NLTK stands for Natural Language Toolkit.

Components of NLTK:
- **Corpora**: Collections of texts for training and testing NLP models (e.g., movie reviews, newspapers).
- **Modules** and Libraries: Tools for processing natural language data, such as tokenizers, stemmers, and parsers.
- **Tools** and Algorithms: Implementations of various NLP algorithms and techniques.

In [19]:
from nltk.stem.snowball import SnowballStemmer
from nltk.tokenize import word_tokenize

# Sentence to tokenize and stem
s = 'He told Dr. Lovato that he was done with the tests and would post the results shortly.'

# Initialize the SnowballStemmer for English
stemmer = SnowballStemmer(language='english')

# Tokenize the sentence
tokens1 = word_tokenize(s)

# Stem each token and collect the stemmed tokens
stemmed_tokens = [stemmer.stem(token) for token in tokens1]
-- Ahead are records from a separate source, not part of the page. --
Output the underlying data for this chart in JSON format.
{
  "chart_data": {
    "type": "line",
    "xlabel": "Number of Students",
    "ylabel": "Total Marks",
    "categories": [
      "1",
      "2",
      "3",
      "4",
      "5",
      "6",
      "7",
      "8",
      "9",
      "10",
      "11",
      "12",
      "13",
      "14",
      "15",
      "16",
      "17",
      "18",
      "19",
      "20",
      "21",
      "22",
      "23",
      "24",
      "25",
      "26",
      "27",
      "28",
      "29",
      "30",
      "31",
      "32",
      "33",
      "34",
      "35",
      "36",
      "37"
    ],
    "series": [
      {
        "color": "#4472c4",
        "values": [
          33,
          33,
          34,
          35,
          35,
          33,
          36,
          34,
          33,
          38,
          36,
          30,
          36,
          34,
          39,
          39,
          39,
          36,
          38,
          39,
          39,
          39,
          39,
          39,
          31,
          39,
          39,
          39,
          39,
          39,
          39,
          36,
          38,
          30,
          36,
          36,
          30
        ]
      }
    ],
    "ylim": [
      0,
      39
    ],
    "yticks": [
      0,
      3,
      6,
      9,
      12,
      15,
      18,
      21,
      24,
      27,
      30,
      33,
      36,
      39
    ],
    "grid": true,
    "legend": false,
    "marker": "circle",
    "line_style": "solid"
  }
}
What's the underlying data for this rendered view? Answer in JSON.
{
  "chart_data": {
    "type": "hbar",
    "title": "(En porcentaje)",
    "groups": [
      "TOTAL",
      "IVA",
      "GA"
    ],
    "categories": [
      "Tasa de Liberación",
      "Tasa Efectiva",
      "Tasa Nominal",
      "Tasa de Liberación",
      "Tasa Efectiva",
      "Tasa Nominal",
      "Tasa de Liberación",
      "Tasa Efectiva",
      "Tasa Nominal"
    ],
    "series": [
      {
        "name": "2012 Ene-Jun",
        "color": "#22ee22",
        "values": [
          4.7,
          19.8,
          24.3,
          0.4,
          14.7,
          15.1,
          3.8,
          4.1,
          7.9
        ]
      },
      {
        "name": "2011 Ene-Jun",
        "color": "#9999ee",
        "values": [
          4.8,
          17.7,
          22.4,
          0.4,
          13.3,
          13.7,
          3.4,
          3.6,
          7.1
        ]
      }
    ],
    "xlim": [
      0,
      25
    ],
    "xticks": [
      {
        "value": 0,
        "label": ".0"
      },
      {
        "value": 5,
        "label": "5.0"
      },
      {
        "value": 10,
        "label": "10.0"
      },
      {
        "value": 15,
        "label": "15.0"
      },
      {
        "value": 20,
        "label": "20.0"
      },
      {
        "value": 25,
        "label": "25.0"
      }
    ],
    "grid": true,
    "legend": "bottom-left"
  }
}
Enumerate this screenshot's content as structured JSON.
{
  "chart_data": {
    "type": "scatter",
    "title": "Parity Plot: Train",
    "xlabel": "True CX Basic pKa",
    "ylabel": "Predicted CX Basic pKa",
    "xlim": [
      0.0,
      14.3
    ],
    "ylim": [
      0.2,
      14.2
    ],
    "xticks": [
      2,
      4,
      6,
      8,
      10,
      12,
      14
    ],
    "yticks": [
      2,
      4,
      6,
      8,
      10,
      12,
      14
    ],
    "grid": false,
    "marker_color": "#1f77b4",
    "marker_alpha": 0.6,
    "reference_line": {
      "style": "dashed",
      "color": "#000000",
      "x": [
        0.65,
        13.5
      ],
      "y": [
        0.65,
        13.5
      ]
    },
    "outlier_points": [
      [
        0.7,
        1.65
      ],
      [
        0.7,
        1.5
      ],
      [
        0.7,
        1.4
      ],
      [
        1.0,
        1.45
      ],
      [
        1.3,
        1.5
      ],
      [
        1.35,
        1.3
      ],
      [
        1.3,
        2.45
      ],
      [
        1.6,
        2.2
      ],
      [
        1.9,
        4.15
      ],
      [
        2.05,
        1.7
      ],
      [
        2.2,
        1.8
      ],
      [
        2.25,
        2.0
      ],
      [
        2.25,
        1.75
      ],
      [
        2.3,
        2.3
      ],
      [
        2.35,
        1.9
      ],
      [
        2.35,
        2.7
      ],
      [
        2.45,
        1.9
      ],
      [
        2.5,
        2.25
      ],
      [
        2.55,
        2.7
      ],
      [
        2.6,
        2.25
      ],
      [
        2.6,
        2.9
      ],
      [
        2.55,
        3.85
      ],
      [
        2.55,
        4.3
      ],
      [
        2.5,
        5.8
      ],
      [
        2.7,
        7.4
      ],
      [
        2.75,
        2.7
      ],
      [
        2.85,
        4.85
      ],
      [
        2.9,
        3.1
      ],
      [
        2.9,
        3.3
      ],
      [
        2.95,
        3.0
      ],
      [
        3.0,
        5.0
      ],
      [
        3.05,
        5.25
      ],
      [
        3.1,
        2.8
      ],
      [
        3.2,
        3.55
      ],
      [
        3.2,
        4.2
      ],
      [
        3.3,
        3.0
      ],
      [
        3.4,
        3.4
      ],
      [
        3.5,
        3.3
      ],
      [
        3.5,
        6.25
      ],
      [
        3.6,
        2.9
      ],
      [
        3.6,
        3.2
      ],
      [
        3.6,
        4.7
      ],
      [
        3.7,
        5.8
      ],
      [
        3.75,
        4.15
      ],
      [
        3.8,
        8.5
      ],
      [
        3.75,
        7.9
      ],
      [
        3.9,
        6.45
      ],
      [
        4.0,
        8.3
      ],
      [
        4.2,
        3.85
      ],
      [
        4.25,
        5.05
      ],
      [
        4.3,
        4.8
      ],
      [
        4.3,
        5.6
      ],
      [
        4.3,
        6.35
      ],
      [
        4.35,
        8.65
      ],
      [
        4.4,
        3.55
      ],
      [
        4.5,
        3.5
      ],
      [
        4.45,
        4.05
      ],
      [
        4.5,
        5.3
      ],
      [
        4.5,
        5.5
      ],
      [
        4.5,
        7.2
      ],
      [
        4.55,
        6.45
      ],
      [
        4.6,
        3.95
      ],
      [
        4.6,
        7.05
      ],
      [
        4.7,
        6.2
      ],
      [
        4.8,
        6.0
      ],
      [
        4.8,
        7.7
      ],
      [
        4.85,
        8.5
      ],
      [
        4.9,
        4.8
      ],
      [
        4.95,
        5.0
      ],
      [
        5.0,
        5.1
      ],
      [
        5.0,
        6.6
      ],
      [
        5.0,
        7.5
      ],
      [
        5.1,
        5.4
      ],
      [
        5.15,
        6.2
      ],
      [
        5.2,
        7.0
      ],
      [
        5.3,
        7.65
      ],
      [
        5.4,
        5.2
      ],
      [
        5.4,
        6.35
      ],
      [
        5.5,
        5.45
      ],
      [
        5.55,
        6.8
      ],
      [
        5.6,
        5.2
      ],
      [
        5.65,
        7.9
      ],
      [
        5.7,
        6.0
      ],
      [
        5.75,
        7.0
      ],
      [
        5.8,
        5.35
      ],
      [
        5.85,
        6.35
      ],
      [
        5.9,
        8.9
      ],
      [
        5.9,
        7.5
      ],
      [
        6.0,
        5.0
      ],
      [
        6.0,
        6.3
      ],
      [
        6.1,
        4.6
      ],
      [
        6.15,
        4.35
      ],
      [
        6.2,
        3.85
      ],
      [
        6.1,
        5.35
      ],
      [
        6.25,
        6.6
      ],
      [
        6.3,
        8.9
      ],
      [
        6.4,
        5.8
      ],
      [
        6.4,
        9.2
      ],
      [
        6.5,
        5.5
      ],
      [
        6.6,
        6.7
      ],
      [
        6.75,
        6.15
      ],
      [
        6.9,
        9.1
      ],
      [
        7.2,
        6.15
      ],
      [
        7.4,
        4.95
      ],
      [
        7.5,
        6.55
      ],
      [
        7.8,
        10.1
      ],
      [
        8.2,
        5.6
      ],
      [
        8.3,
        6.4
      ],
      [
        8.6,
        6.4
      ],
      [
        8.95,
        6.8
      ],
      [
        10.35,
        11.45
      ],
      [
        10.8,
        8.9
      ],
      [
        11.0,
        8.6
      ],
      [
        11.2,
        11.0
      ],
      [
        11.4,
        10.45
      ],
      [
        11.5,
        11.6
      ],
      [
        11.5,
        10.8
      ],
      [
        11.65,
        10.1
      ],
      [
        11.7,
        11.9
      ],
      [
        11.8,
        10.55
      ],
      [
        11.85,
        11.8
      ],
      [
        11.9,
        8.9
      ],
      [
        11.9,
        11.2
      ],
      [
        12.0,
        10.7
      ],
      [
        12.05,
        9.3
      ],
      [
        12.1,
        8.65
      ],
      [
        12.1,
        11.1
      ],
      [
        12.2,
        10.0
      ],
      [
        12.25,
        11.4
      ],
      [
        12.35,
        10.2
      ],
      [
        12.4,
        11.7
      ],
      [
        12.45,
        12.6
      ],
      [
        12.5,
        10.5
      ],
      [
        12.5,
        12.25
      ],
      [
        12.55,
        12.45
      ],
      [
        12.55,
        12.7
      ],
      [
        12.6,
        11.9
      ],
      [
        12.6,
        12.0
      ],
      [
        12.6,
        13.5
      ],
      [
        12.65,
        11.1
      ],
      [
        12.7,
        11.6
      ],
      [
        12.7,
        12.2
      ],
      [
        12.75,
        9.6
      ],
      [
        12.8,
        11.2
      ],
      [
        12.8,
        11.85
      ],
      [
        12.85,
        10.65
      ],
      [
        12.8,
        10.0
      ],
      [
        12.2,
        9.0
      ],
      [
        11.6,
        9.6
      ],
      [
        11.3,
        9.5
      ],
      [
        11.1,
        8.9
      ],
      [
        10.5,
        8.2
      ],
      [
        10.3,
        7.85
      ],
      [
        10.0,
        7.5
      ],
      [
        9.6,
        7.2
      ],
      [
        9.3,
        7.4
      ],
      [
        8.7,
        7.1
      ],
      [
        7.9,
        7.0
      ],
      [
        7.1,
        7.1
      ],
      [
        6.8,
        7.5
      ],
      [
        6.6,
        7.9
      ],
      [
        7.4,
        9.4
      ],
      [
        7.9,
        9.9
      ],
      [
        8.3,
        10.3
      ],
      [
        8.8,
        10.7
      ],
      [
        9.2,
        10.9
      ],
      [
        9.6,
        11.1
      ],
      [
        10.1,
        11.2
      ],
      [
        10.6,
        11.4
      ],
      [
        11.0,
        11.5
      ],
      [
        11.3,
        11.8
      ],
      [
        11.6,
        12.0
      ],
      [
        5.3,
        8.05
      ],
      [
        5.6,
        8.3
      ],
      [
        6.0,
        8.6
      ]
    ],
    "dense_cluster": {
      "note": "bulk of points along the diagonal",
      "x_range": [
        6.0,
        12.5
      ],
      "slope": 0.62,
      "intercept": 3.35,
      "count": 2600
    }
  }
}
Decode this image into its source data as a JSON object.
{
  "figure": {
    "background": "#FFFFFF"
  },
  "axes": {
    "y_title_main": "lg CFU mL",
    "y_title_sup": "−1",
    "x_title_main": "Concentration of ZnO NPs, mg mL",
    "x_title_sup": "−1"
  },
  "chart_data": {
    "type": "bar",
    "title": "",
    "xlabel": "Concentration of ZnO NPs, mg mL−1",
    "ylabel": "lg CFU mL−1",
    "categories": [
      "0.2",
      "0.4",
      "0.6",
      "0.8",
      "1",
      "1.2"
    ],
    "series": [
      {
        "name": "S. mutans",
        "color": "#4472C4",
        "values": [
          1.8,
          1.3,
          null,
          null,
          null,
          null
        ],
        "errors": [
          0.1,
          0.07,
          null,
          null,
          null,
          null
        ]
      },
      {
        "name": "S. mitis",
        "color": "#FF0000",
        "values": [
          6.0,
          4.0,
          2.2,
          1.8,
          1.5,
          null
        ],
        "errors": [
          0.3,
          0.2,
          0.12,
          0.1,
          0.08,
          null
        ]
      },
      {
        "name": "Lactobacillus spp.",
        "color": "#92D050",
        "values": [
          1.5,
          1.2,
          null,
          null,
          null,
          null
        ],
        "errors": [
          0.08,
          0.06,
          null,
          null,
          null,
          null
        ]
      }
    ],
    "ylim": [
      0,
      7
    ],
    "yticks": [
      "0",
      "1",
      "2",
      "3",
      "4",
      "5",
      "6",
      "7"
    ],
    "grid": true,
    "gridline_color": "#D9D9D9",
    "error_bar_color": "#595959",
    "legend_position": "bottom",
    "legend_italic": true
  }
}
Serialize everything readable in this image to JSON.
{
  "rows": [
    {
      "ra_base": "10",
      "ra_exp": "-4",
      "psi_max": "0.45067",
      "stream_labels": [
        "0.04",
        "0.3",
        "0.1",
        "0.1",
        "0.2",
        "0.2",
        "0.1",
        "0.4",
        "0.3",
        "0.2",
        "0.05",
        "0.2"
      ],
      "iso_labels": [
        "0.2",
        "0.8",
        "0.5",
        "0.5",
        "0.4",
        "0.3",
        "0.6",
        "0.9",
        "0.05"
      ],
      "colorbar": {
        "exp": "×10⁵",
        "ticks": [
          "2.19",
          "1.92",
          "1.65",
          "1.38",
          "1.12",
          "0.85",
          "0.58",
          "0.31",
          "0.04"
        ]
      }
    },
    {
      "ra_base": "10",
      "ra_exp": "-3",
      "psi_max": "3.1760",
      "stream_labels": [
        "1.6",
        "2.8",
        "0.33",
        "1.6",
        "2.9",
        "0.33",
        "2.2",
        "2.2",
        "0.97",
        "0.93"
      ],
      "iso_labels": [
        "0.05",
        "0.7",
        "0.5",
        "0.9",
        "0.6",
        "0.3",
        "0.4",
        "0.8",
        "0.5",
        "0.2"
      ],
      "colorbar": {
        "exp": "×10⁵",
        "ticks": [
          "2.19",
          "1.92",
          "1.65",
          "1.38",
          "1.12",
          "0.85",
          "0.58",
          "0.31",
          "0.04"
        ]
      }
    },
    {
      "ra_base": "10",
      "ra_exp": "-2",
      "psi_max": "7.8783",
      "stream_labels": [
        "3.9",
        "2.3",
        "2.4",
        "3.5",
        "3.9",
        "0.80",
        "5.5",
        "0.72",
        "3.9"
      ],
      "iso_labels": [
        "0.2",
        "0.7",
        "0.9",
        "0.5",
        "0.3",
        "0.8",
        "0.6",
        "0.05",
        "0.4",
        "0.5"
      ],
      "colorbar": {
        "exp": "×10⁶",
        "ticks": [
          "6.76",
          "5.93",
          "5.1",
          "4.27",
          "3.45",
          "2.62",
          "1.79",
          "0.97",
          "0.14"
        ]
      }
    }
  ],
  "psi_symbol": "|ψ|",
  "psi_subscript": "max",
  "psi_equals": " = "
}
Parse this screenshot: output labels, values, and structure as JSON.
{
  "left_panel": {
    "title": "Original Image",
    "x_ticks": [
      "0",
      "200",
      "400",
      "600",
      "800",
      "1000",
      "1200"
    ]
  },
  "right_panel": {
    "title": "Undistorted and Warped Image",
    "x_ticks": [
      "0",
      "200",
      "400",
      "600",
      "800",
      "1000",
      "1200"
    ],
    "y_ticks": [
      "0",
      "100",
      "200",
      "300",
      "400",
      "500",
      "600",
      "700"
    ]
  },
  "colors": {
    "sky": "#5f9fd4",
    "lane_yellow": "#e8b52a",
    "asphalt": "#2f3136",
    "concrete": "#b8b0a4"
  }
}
# Print the stemmed tokens
print("Original sentence tokens:", tokens1)
print("Stemmed sentence tokens:", stemmed_tokens)

Original sentence tokens: ['He', 'told', 'Dr.', 'Lovato', 'that', 'he', 'was', 'done', 'with', 'the', 'tests', 'and', 'would', 'post', 'the', 'results', 'shortly', '.']
Stemmed sentence tokens: ['he', 'told', 'dr.', 'lovato', 'that', 'he', 'was', 'done', 'with', 'the', 'test', 'and', 'would', 'post', 'the', 'result', 'short', '.']